まるで全く別の豆を使っているように感じられるほど大きな変化を感じられるので、ぜひ試していただきたいイチオシの方法です。
煮崩れしやすい豆としにくい豆がある
同じ種類の豆を同じ方法で茹でても、皮が破けやすい時と破けにくい時があったり仕上がりに差がありました。 中には豆を洗う時点で激しく皮が破けてしまうものもありました。
豆の煮崩れには茹で方だけでなく豆自体の性質も大きく影響するようです。
もしかすると、皮の食感にも豆によって違いがあるのかもしれません。これは今後くわしく調査してみようと思います。
水&火加減の控えすぎは逆効果
豆を躍らせたくないからといって、豆の頭が出るくらい煮汁を控えたり、火加減を極々弱火にしたりすると熱が全体に伝わりづらくなってしまいます。
すると温度の高いところと低い所で火の通り方に差が生まれ、一部の豆には火が通り過ぎて煮崩れてしまいます。
豆が躍らせないこと自体は煮崩れ防止に効果的ですが、極端に水や火の加減をおさえることはかえって逆効果。水加減はかぶるくらい、火加減は豆が激しく踊らないていどを保った方が良いようです。
新豆と古い豆で食感はあまり変わらない
新豆は古い豆より早く火が通りますが、皮の食感についてはそれほど大きな差は感じませんでした。
どちらの豆も皮が硬く感じることはありますし、重曹を加えて煮ればやわらかくなります。
豆を動かさなくても皮は破ける
豆の皮が破ける原因は、豆同士がぶつかる衝撃だけでなく内部の膨張もその一つと考えられます。
魔法瓶で豆を動かさずに煮ることで外からの衝撃をなくしても、内側からの力でどうしても皮は破けてしまうのかもしれません。
皮を一切破かずに煮るというのはとても難しいようです。
ただし、皮が破ける=煮崩れではありません。皮が破けていても中身がしっかりしていれば、豆は形を保つことができます。
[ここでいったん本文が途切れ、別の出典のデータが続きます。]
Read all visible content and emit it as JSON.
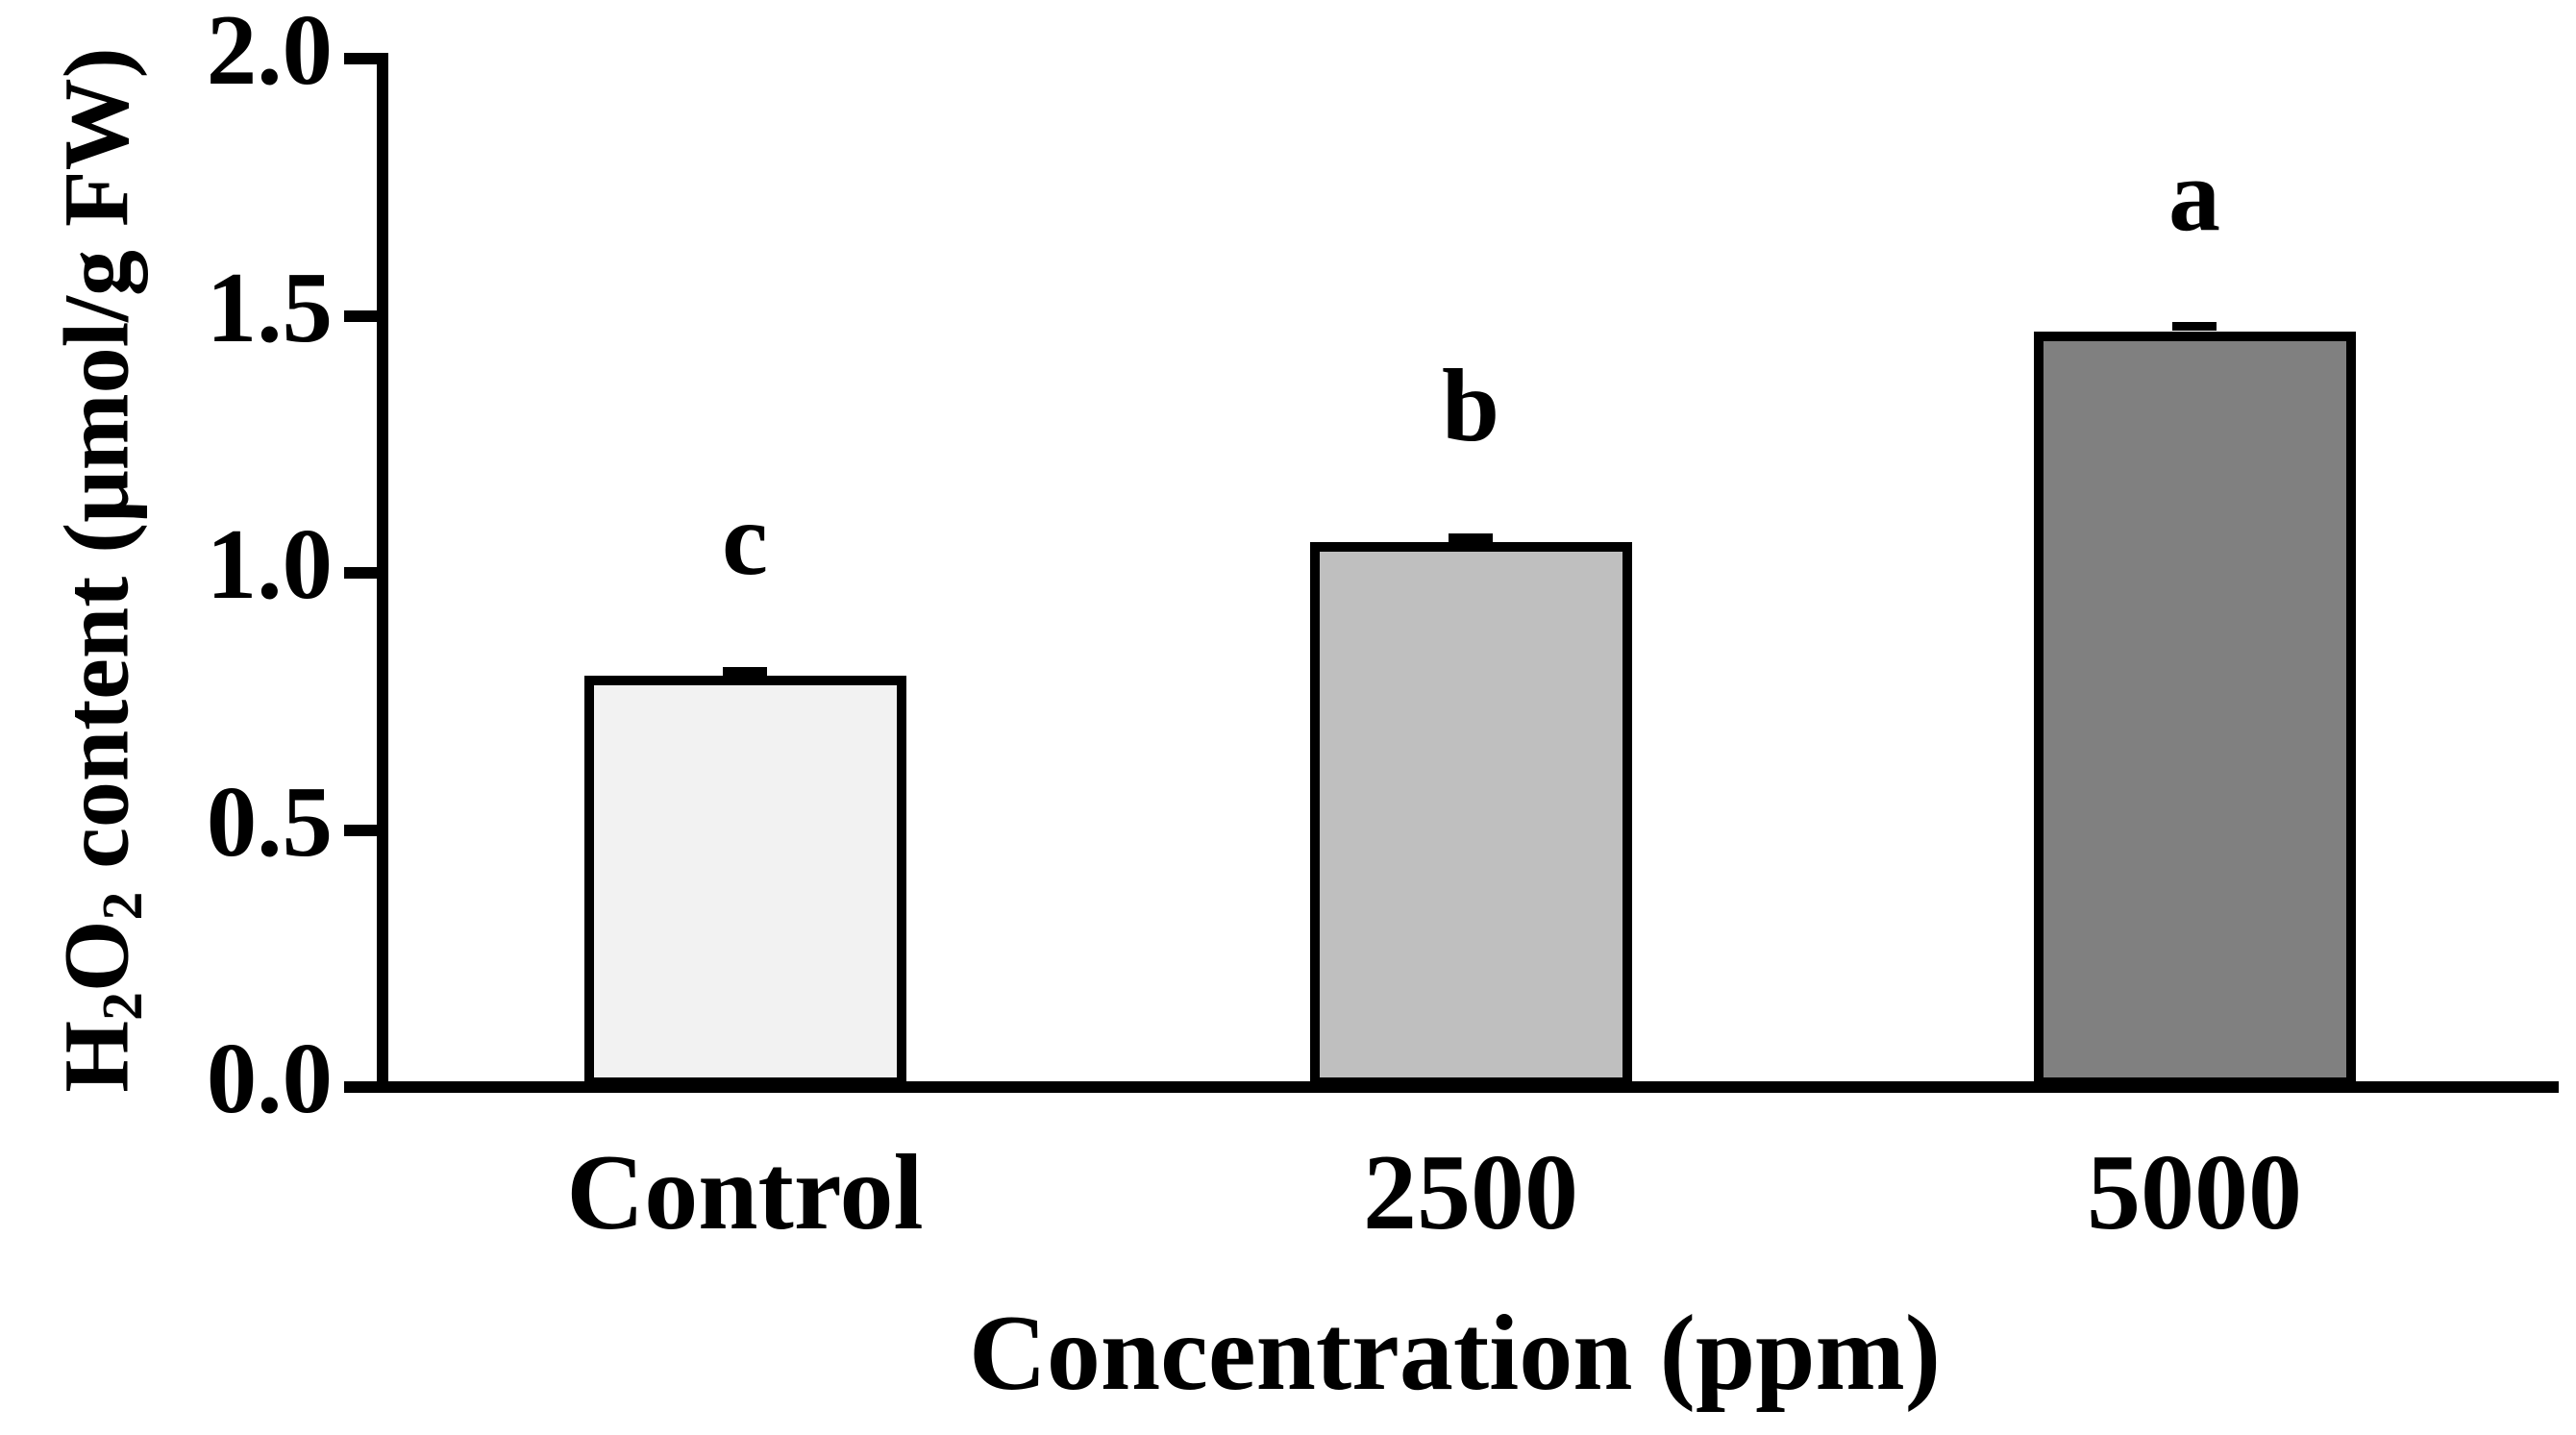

少しくらいなら皮が破けても気にする必要はないと個人的には思います。
今回検証しきれなかったこと
「魔法瓶を使う」「砂糖やみりんを入れる」の効果は今回の実験では十分に検証することができませんでした。
また、すでに述べたの他の説もあくまで個人的な見解であることをご留意ください。
そして、実験をくり返す中で「豆によって皮の食感に差はあるのか」などの新たな疑問も生まれました。
今後も実験・調査は続けて行き、新しく判明したことなどがあれば随時追記・修正して行きたいと思います。